Quand confiance n’égale pas crédibilité

Dans les organisations, la confiance affichée reste un raccourci puissant. Un gestionnaire qui affirme être « certain à 95 % » paraît spontanément plus crédible qu’un autre qui parle de probabilités plus modestes. Mauricio Palmeira et Timothy Heath, dans Organizational Behavior and Human Decision Processes, montrent toutefois que ce réflexe dépend fortement de l’auditoire et du contexte.

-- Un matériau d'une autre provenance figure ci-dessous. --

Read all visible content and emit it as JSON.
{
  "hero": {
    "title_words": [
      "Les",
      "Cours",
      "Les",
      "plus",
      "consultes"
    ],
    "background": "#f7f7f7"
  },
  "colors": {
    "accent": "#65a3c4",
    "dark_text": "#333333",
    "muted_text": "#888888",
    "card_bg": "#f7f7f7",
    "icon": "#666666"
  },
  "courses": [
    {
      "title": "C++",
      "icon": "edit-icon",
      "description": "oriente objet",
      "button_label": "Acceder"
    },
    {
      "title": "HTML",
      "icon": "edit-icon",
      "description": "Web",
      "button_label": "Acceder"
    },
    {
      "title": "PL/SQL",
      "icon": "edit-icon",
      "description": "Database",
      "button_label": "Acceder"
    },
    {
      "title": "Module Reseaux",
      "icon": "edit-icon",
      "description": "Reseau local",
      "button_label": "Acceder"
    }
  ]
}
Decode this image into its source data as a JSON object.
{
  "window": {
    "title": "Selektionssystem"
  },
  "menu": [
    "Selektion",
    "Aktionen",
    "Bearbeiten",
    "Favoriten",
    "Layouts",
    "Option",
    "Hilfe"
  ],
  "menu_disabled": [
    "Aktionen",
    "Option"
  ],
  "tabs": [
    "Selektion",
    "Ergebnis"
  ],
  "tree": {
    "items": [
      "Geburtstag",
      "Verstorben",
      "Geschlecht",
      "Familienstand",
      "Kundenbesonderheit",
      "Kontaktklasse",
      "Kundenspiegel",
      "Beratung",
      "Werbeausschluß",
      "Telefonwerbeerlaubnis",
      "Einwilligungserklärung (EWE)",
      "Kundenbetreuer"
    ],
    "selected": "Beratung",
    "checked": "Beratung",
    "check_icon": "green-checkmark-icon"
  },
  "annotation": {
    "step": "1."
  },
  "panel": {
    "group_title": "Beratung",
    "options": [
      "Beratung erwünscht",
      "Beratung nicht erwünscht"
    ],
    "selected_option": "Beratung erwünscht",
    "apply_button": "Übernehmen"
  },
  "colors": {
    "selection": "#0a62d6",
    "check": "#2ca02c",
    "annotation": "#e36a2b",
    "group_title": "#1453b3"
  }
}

Les auteurs ont mené sept études expérimentales auprès de plusieurs centaines de participants. On présentait aux répondants des conseillers fictifs, économistes, analystes sportifs ou financiers, qui formulaient des prédictions accompagnées de niveaux de confiance différents, par exemple 75 % versus 95 %. Les participants devaient ensuite juger leur expertise ou choisir lequel engager. Un élément central du dispositif est le Cognitive Reflection Test, un court test composé de trois problèmes simples en apparence, mais qui exigent de résister à une réponse intuitive erronée. Ce test permet de distinguer les individus plus réflexifs, enclins à questionner leur première impression, des individus moins réflexifs, davantage portés à accepter l’information telle qu’elle est présentée.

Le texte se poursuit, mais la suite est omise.